Lopez was shot and nearly killed during a traffic stop in December. Doctors told him he might never walk again, but he used that as motivation. He set a goal, and on Saturday, he reached it, walking out of the hospital, carrying his newborn son.

"It's amazing," Lopez said. "Makes everything awesome.”

"I don’t even know how to put it into words," said Lopez's wife, Kristen Lopez. "People always say it’s a love you never know. I’m like wow, I did not know my life wasn’t complete until he came. He’s just perfect. I love him more than I could ever thought love anybody.”

When Lopez was released from the hospital on New Year’s Eve, he said, “My wife`s pregnant and that's all I could think about was making sure I stayed awake so I could meet my baby.”

And he vowed to make a full recovery, saying, “I need this to come on quick because I need to walk my baby out, I'm going to walk my baby out of the hospital.”

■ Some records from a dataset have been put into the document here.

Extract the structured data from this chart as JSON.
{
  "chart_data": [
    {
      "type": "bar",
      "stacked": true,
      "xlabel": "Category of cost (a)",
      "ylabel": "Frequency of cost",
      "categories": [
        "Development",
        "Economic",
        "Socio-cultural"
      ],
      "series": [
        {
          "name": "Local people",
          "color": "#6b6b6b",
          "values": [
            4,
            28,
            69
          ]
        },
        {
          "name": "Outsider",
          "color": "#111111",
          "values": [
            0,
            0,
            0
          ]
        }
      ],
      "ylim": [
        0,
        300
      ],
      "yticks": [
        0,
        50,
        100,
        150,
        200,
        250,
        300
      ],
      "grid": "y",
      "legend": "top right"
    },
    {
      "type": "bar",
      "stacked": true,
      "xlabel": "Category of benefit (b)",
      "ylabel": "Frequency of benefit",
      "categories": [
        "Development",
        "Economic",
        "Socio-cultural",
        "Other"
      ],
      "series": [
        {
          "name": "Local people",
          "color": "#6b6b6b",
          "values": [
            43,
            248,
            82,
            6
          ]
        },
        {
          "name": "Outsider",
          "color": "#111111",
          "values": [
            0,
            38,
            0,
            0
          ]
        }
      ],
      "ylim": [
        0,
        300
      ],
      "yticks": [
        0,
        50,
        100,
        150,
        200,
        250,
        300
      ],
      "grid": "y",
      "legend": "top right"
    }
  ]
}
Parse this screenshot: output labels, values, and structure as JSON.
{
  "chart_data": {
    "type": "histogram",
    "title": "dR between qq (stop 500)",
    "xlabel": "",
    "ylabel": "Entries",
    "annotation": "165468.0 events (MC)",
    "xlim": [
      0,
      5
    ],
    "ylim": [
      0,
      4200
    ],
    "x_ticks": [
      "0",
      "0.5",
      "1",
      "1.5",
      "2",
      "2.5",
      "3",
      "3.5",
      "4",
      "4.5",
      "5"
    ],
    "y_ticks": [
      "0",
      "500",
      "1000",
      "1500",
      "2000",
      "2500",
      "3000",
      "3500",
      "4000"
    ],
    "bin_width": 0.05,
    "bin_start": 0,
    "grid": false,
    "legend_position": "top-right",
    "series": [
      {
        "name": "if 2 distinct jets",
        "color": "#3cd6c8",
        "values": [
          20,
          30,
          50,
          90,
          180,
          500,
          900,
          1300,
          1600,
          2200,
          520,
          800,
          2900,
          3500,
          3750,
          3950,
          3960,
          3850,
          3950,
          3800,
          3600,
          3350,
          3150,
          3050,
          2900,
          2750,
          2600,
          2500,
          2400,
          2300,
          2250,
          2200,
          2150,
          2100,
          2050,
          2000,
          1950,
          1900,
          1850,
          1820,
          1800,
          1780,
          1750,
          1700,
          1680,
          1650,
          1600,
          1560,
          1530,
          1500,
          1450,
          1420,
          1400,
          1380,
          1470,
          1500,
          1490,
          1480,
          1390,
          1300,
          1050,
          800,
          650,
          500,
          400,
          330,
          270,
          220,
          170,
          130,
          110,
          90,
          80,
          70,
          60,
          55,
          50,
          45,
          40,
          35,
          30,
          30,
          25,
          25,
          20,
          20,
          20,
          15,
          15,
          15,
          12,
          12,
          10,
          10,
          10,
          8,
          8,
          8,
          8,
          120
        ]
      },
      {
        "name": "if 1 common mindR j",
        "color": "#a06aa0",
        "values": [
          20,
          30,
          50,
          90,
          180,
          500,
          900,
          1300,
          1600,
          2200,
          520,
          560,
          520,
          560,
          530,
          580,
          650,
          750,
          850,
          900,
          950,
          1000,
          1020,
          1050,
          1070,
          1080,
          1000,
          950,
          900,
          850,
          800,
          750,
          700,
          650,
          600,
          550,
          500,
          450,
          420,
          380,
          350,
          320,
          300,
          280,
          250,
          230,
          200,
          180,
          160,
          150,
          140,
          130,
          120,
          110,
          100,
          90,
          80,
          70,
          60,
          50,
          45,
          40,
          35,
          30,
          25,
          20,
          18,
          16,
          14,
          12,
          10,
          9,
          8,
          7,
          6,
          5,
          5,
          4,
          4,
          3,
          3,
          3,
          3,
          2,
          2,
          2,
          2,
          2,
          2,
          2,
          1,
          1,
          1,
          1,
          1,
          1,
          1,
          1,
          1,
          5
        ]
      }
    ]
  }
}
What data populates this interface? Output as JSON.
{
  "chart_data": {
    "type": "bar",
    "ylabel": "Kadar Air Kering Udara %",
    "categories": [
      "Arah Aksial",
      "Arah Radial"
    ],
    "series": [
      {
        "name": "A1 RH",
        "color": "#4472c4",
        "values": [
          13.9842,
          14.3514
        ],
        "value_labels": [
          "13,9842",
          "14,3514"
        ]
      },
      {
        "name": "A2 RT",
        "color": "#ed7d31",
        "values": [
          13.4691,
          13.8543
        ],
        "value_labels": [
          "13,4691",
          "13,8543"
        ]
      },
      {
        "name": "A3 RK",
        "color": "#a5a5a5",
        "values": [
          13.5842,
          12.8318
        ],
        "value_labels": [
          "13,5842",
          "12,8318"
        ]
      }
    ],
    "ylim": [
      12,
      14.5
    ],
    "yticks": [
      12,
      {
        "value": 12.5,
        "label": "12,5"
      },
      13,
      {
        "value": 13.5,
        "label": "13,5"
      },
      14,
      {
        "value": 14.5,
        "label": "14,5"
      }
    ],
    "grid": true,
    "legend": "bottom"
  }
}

A month later, he was promoted and crossed the stage on crutches. Then, on the home opener for the Rockies, he was on one crutch, throwing out the first pitch, all along, keeping his goal in mind.

"I finally ditched the crutches last week, which was huge because I said I was going to walk him out," Lopez said. "Blessed and excited to be able to do that.”

Kristen Lopez admits in the days after the shooting, she worried her husband would not make it to see this day.

"I tried not to let in my head," she said. "I knew there was a possibility. I don't think I broke down or lost it or anything like that because I had to stay strong.”

The Lopezes said they drew strength from the community, and all the people who sent donations and well wishes to their family.

“There's so many good people in the world. And that's the world he's coming into. That's really reassuring. Not from us, but the whole community. Such a lucky guy," Tony Lopez said.

Sgt. Tony Lopez Jr. and his newborn son

Sgt. Tony Lopez Jr. and his newborn son

Just days old, the proud parents have already discussed his future. When asked if they would allow him to be a police officer when he grows up, Tony Lopez said, “I think it would be cool to have three generations at the same PD. We'll see what he wants to do. We talked and we wouldn't shy away from it if that's what he wants to do. We'll find out early. I was 2 when I decided I wanted to do it. So we'll know in a couple of years.”

In the meantime, it’s one step at a time.

Lopez faces more surgeries and physical therapy. He wants to return to work full time later this year. And he said he wants to be able to run again.

"I want to teach him how to ride a bike, so I have to hold onto him and run down the block with him," Lopez said.

Doctors and experts might warn him that might not be possible, but Lopez uses that as motivation. He has the strength and determination to prove them wrong, just as he did by walking out of the hospital with his baby boy.